You cannot open a paper this year without reading about the restructuring of Education Maintenance Allowance and the potential impact upon the workplace, or the fact that one in five 16 to 24-year-olds in the UK is unemployed, the highest since records began. It is certainly a challenging time for young people as opportunities to experience their rites of passage, i.e. higher education, a job and the ability to afford a home, seem constantly on the wane.

Suzanne Moore, writing recently in The Guardian, makes the connection between younger people's plight in employment and how attitudes are being influenced by their depiction in the media.

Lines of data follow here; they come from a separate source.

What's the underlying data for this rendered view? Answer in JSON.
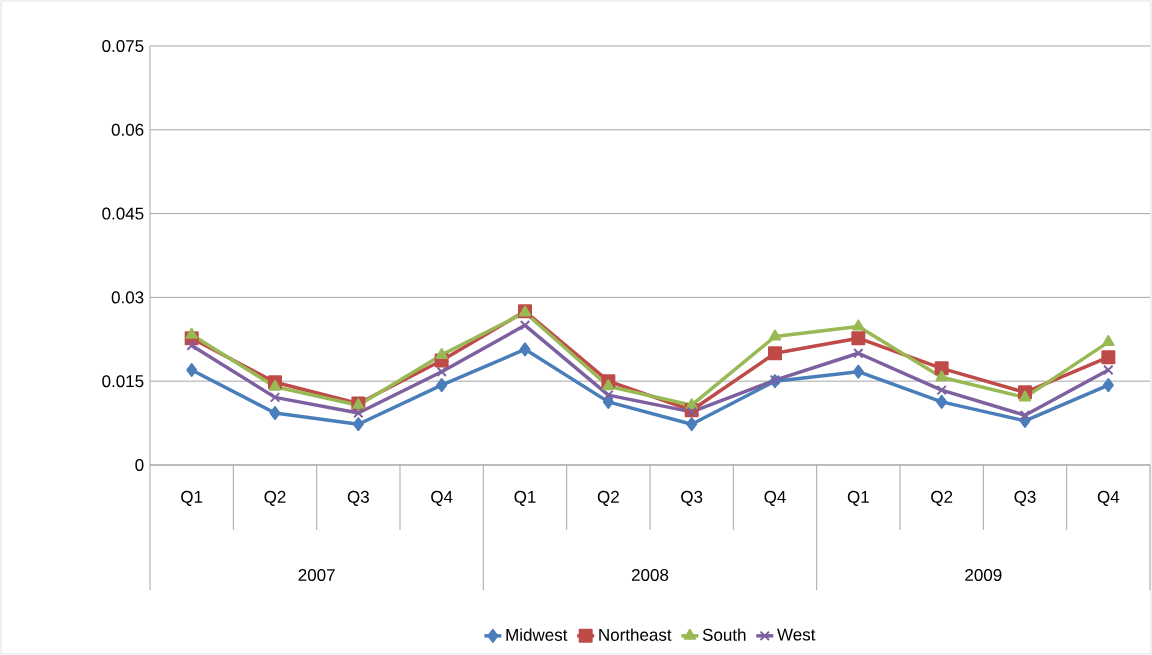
{
  "chart_data": {
    "type": "line",
    "categories": [
      "Q1",
      "Q2",
      "Q3",
      "Q4",
      "Q1",
      "Q2",
      "Q3",
      "Q4",
      "Q1",
      "Q2",
      "Q3",
      "Q4"
    ],
    "annotations": [
      "2007",
      "2008",
      "2009"
    ],
    "series": [
      {
        "name": "Midwest",
        "color": "#4a7ebb",
        "marker": "diamond",
        "values": [
          0.017,
          0.0093,
          0.0073,
          0.0143,
          0.0207,
          0.0113,
          0.0073,
          0.015,
          0.0167,
          0.0113,
          0.0079,
          0.0143
        ]
      },
      {
        "name": "Northeast",
        "color": "#be4b48",
        "marker": "square",
        "values": [
          0.0227,
          0.0148,
          0.011,
          0.0187,
          0.0275,
          0.015,
          0.0098,
          0.02,
          0.0227,
          0.0173,
          0.013,
          0.0193
        ]
      },
      {
        "name": "South",
        "color": "#98b954",
        "marker": "triangle",
        "values": [
          0.0233,
          0.014,
          0.0107,
          0.0197,
          0.0273,
          0.0141,
          0.0107,
          0.023,
          0.0248,
          0.0157,
          0.0121,
          0.022
        ]
      },
      {
        "name": "West",
        "color": "#7d60a0",
        "marker": "cross",
        "values": [
          0.0214,
          0.0121,
          0.0093,
          0.0167,
          0.025,
          0.0125,
          0.0095,
          0.0152,
          0.02,
          0.0134,
          0.0089,
          0.017
        ]
      }
    ],
    "ylim": [
      0,
      0.075
    ],
    "yticks": [
      0,
      0.015,
      0.03,
      0.045,
      0.06,
      0.075
    ],
    "grid": "y",
    "legend": "bottom",
    "line_style": "solid"
  }
}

She explores the negative impact that shows like The Apprentice have in “promulgating the notion that if only you sell yourself enough you will get bought”. Having said that, Business Secretary Vince Cable and London Mayor Boris Johnson have grasped the positive definition and launched National Apprenticeship Week with a view to creating 20,000 jobs.

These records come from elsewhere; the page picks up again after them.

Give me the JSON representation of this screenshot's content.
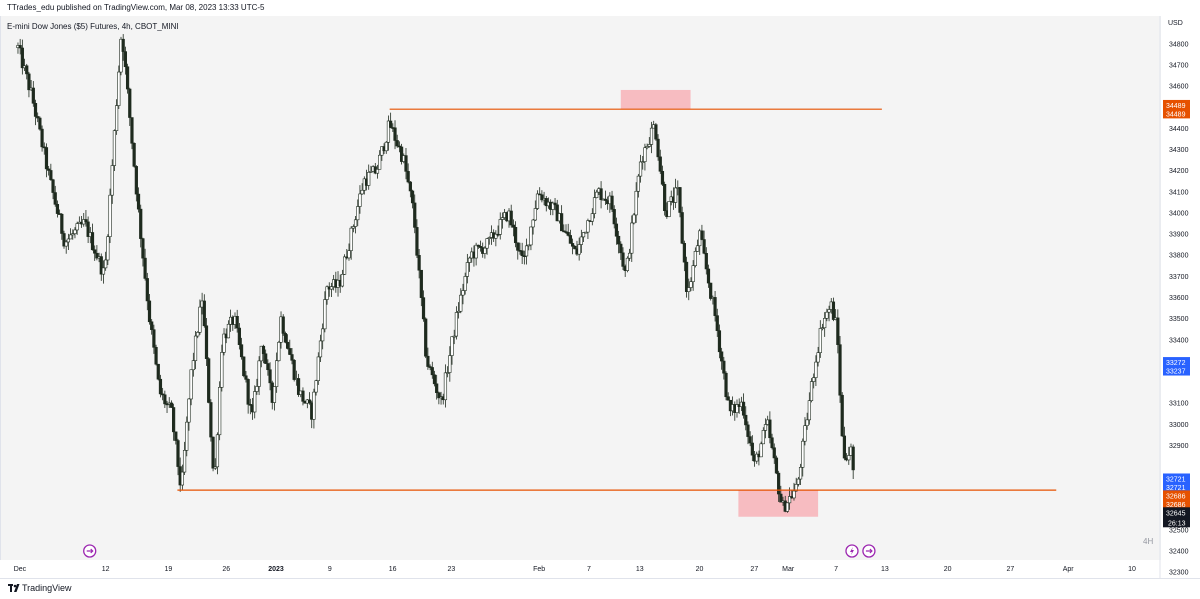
{
  "header": {
    "publisher_line": "TTrades_edu published on TradingView.com, Mar 08, 2023 13:33 UTC-5"
  },
  "chart": {
    "symbol_line": "E-mini Dow Jones ($5) Futures, 4h, CBOT_MINI",
    "axis_unit": "USD",
    "interval": "4H"
  },
  "footer": {
    "brand": "TradingView"
  },
  "colors": {
    "candle_up": "#ffffff",
    "candle_down": "#1e2a1e",
    "level_line": "#e65100",
    "zone_fill": "#f7b2b7",
    "price_tag_blue": "#2962ff",
    "price_tag_orange": "#e65100",
    "price_tag_black": "#131722",
    "event_icon": "#9c27b0"
  },
  "chart_data": {
    "type": "candlestick",
    "title": "E-mini Dow Jones ($5) Futures, 4h, CBOT_MINI",
    "y_axis": {
      "unit": "USD",
      "range": [
        32270,
        34930
      ],
      "ticks": [
        "34800",
        "34700",
        "34600",
        "34400",
        "34300",
        "34200",
        "34100",
        "34000",
        "33900",
        "33800",
        "33700",
        "33600",
        "33500",
        "33400",
        "33100",
        "33000",
        "32900",
        "32500",
        "32400",
        "32300"
      ]
    },
    "x_axis": {
      "range_index": [
        0,
        1120
      ],
      "ticks": [
        {
          "label": "Dec",
          "i": 10
        },
        {
          "label": "12",
          "i": 96
        },
        {
          "label": "19",
          "i": 159
        },
        {
          "label": "26",
          "i": 217
        },
        {
          "label": "2023",
          "i": 267
        },
        {
          "label": "9",
          "i": 321
        },
        {
          "label": "16",
          "i": 384
        },
        {
          "label": "23",
          "i": 443
        },
        {
          "label": "Feb",
          "i": 531
        },
        {
          "label": "7",
          "i": 581
        },
        {
          "label": "13",
          "i": 632
        },
        {
          "label": "20",
          "i": 692
        },
        {
          "label": "27",
          "i": 747
        },
        {
          "label": "Mar",
          "i": 781
        },
        {
          "label": "7",
          "i": 829
        },
        {
          "label": "13",
          "i": 878
        },
        {
          "label": "20",
          "i": 941
        },
        {
          "label": "27",
          "i": 1004
        },
        {
          "label": "Apr",
          "i": 1062
        },
        {
          "label": "10",
          "i": 1126
        }
      ]
    },
    "price_path": [
      {
        "i": 8,
        "v": 34780
      },
      {
        "i": 22,
        "v": 34550
      },
      {
        "i": 40,
        "v": 34150
      },
      {
        "i": 55,
        "v": 33860
      },
      {
        "i": 75,
        "v": 33950
      },
      {
        "i": 95,
        "v": 33700
      },
      {
        "i": 112,
        "v": 34870
      },
      {
        "i": 130,
        "v": 33950
      },
      {
        "i": 140,
        "v": 33500
      },
      {
        "i": 150,
        "v": 33150
      },
      {
        "i": 162,
        "v": 33050
      },
      {
        "i": 172,
        "v": 32680
      },
      {
        "i": 182,
        "v": 33250
      },
      {
        "i": 193,
        "v": 33600
      },
      {
        "i": 205,
        "v": 32700
      },
      {
        "i": 213,
        "v": 33400
      },
      {
        "i": 225,
        "v": 33500
      },
      {
        "i": 243,
        "v": 33020
      },
      {
        "i": 253,
        "v": 33400
      },
      {
        "i": 263,
        "v": 33100
      },
      {
        "i": 272,
        "v": 33500
      },
      {
        "i": 290,
        "v": 33150
      },
      {
        "i": 303,
        "v": 33050
      },
      {
        "i": 318,
        "v": 33650
      },
      {
        "i": 330,
        "v": 33650
      },
      {
        "i": 355,
        "v": 34150
      },
      {
        "i": 368,
        "v": 34200
      },
      {
        "i": 381,
        "v": 34420
      },
      {
        "i": 395,
        "v": 34250
      },
      {
        "i": 405,
        "v": 34000
      },
      {
        "i": 418,
        "v": 33300
      },
      {
        "i": 433,
        "v": 33100
      },
      {
        "i": 448,
        "v": 33500
      },
      {
        "i": 462,
        "v": 33800
      },
      {
        "i": 480,
        "v": 33850
      },
      {
        "i": 500,
        "v": 34000
      },
      {
        "i": 515,
        "v": 33750
      },
      {
        "i": 530,
        "v": 34100
      },
      {
        "i": 548,
        "v": 34000
      },
      {
        "i": 568,
        "v": 33800
      },
      {
        "i": 590,
        "v": 34100
      },
      {
        "i": 603,
        "v": 34050
      },
      {
        "i": 618,
        "v": 33700
      },
      {
        "i": 633,
        "v": 34250
      },
      {
        "i": 647,
        "v": 34420
      },
      {
        "i": 658,
        "v": 34000
      },
      {
        "i": 670,
        "v": 34100
      },
      {
        "i": 680,
        "v": 33600
      },
      {
        "i": 692,
        "v": 33900
      },
      {
        "i": 708,
        "v": 33500
      },
      {
        "i": 722,
        "v": 33050
      },
      {
        "i": 735,
        "v": 33100
      },
      {
        "i": 747,
        "v": 32800
      },
      {
        "i": 760,
        "v": 33000
      },
      {
        "i": 775,
        "v": 32600
      },
      {
        "i": 790,
        "v": 32700
      },
      {
        "i": 805,
        "v": 33200
      },
      {
        "i": 815,
        "v": 33480
      },
      {
        "i": 824,
        "v": 33560
      },
      {
        "i": 830,
        "v": 33450
      },
      {
        "i": 836,
        "v": 32850
      },
      {
        "i": 845,
        "v": 32870
      },
      {
        "i": 848,
        "v": 32645
      }
    ],
    "annotations": {
      "horizontal_levels": [
        {
          "price": 34489,
          "from_i": 381,
          "to_i": 875
        },
        {
          "price": 32686,
          "from_i": 168,
          "to_i": 1050
        }
      ],
      "zones": [
        {
          "from_i": 613,
          "to_i": 683,
          "price_low": 34489,
          "price_high": 34580
        },
        {
          "from_i": 731,
          "to_i": 811,
          "price_low": 32560,
          "price_high": 32686
        }
      ]
    },
    "price_tags": [
      {
        "label": "34489",
        "price": 34509,
        "color": "orange"
      },
      {
        "label": "34489",
        "price": 34469,
        "color": "orange"
      },
      {
        "label": "33272",
        "price": 33292,
        "color": "blue"
      },
      {
        "label": "33237",
        "price": 33252,
        "color": "blue"
      },
      {
        "label": "32721",
        "price": 32741,
        "color": "blue"
      },
      {
        "label": "32721",
        "price": 32701,
        "color": "blue"
      },
      {
        "label": "32686",
        "price": 32661,
        "color": "orange"
      },
      {
        "label": "32686",
        "price": 32621,
        "color": "orange"
      },
      {
        "label": "32645",
        "price": 32581,
        "color": "black",
        "countdown": "26:13"
      }
    ],
    "event_markers": [
      {
        "i": 80,
        "icon": "arrow-circle"
      },
      {
        "i": 845,
        "icon": "flash-circle"
      },
      {
        "i": 862,
        "icon": "arrow-circle"
      }
    ]
  }
}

These traits have created juxtaposition in attitudes and opinion. For instance, we now have a generation that is equipped perhaps with a more savvy language and tools to communicate (via online/communities) than ever before but which lacks the current means to use this to best effect.

It's worth asking, though, whether this doesn't present a great opportunity for qualitative research. From a practitioner's perspective, these respondents are becoming a "must have" resource, harnessed for their ability to grapple with brand identity, explore USPs and discuss marketing strategy. These are all now terms that they are familiar with and happy using within their role as youth lexicographers.

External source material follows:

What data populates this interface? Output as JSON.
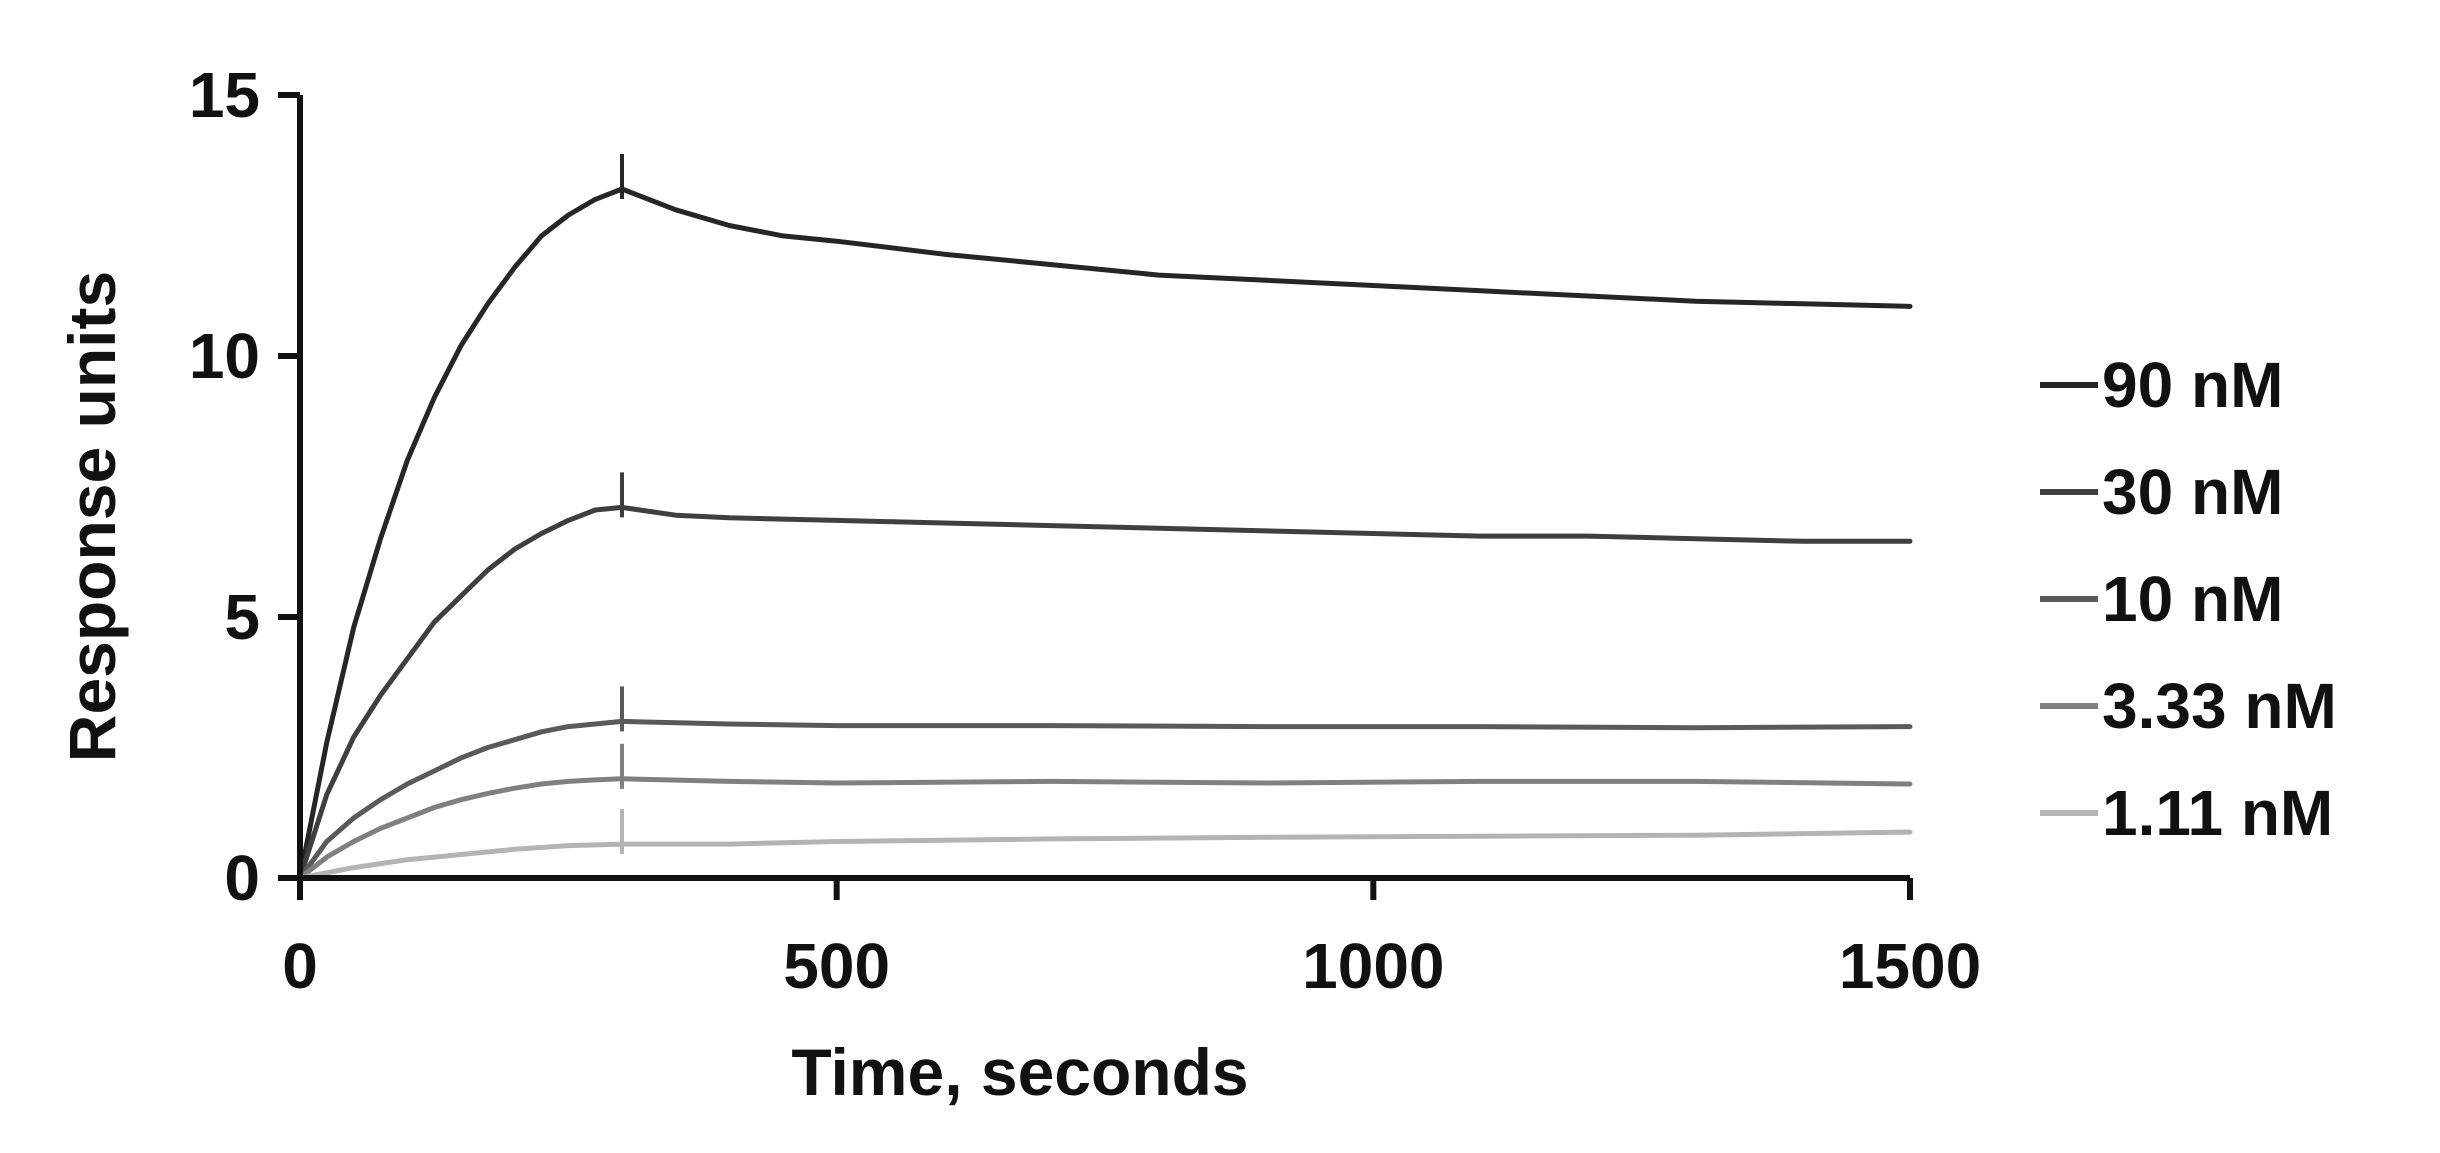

A direct example of this has been the recent reconvening of several groups I've encountered as clients embrace this age group's ability to tackle their design and branding issues. They want to bring them closer to the research as a direct effect. There is also a positive correlation between this age group and the trend for co-creation and participation within communities. These fuse the attitudes and mindset of this age group and their desire to help drive creative direction with that of the needs and increasing openness of clients to do more than just listen to them.

The flip side, of course, is that we can return to the view that these respondents no longer talk the same language as the everyday consumer. But qualitative research needs consumers in this particular age group: they represent not just a useful resource as respondents, but as researchers in their own right. It's good to see companies recognising this, and taking on new graduates. A downturn can be the time when new hires dwindle, but an opportunity to work with this novel breed of uber respondent should not be ignored.